Le Città di Messina commençait à larguer ses amarres ; son remorqueur sifflait ; le pilote Fred Simons venait de revêtir son suroît et se préparait à descendre dans le petit canot pour gagner le bord du voilier, quand Gottiieb, s’approchant du pilote : « Tenez, Fred, mon ami, voulez-vous me rendre un service ? Voici une lettre pour le capitaine. Comme elle lui sera plutôt désagréable, et que c’est un homme assez singulier, ayez bien soin de ne la lui remettre qu’au moment où, votre pilotage terminé, vous quitterez son navire pour rentrer au port. Vous entendez ?

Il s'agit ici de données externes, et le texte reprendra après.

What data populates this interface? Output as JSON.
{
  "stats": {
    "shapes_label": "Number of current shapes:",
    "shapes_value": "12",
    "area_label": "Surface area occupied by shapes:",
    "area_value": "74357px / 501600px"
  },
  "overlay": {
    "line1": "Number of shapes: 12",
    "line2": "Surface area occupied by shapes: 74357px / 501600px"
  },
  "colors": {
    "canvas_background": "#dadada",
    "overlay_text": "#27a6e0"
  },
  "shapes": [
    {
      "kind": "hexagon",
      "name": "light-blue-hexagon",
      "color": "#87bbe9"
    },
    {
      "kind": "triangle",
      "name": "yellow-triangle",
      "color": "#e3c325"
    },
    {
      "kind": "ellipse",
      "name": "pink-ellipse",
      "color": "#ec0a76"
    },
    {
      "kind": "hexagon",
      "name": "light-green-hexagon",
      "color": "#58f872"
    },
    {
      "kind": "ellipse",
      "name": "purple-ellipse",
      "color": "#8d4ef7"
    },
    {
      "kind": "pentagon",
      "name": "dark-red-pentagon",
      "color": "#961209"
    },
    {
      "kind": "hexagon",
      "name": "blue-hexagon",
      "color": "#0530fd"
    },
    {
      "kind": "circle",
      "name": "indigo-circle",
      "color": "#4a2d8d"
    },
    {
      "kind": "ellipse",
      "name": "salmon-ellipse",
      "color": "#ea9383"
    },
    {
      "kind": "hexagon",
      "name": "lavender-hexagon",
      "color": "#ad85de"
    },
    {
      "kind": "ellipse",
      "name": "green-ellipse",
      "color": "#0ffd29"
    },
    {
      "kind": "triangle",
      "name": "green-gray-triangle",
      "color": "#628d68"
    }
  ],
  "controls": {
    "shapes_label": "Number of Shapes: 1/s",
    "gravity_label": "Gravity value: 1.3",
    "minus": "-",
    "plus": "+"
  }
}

— Parfaitement, monsieur Gottiieb, à vos ordres.

— Combien de milles restez-vous à bord du trois-mâts ?

— Cinq à six, pas plus.

— Bon ! Alors, au moment de repartir, vous ordonnerez à un matelot de porter la lettre, en disant que vous n’aviez pas pensé à la remettre plus tôt... Il l’aura toujours avant la nuit, n’est-ce pas ? C’est ce qu’il faut ; bien merci... Et pour votre peine, pilote, en rentrant chez Mistress Simons, une belle oie farcie vous attendra : un cadeau de Roslyn !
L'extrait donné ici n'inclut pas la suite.